Directed by: RIDLEY SCOTT
1991, TSPDT Rank #623
When I think of Ridley Scott, I usually associate him with sci-fi thrillers (Alien) and big action films (Gladiator). In Thelma & Louise, however, Scott showcased his ability to make an iconic road movie infused with reckless abandon and desperate passion. The film follows the travels of the two titular friends, on the run after a rebellious weekend in the wilderness takes an unexpected detour into murder - turning the two women into outlaws. The murder victim is a man who seduces Thelma in a bar and attempts to rape her in the parking lot, before being stopped by Louise - who shoots him in cold blood after he fails to show the faintest sign of remorse for his actions.

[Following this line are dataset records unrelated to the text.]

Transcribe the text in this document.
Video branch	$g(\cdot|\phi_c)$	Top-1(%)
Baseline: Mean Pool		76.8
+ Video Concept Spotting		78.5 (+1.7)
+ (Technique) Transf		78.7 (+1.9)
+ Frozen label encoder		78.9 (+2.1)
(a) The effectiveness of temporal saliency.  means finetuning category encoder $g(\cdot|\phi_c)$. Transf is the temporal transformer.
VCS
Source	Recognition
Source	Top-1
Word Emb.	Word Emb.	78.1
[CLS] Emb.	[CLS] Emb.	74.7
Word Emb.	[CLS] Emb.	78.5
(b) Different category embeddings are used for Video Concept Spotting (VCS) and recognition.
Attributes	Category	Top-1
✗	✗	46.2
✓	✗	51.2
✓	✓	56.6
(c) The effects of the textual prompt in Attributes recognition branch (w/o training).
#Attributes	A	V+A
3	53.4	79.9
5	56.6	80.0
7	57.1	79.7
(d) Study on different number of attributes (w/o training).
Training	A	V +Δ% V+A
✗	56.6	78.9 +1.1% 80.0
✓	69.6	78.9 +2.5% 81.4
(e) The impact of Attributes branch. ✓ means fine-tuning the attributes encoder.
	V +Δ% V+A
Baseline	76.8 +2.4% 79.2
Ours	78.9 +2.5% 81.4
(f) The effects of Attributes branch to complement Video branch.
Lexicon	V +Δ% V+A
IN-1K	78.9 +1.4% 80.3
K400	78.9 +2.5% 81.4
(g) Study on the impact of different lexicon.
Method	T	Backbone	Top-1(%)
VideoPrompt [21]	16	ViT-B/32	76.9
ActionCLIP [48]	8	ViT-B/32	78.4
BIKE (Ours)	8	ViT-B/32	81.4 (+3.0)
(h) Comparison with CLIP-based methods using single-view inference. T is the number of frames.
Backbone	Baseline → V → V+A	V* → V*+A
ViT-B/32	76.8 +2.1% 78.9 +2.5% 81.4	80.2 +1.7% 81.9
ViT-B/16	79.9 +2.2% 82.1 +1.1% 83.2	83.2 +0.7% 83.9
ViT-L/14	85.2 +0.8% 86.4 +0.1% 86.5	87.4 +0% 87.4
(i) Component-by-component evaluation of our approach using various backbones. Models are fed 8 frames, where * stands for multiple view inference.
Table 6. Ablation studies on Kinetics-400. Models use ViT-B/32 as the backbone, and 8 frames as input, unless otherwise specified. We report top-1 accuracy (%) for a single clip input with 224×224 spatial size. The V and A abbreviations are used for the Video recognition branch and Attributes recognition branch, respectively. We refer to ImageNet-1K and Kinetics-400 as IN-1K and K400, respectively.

In murdering this man, who would likely be considered innocent under the circumstances by the law, Louise (a woman with an implied rape history herself) effectively avenges herself, Thelma, and all other rape victims who have been blamed for a crime which was perpetrated on them while the real perpetrators were allowed to go free. This aspect alone would explain the film's status as a feminist classic, although the characters of Thelma and Louise help to cement this reputation. Both are extremely well-drawn and complex characters (unusual for female characters in a mainstream Hollywood film, especially of the time period) who act on their own volition and are thoroughly unapologetic about their actions - staging them as a revolt against the society that has oppressed them since birth. These potent themes, along with the wildly shifting power dynamic between the two women as the film progresses, make the film a thrilling and multi-layered experience. While there might be better road movies out there, it is still hard to think of another mainstream Hollywood film of this era that explored such groundbreaking themes while still retaining an undeniable atmosphere of exhilaration.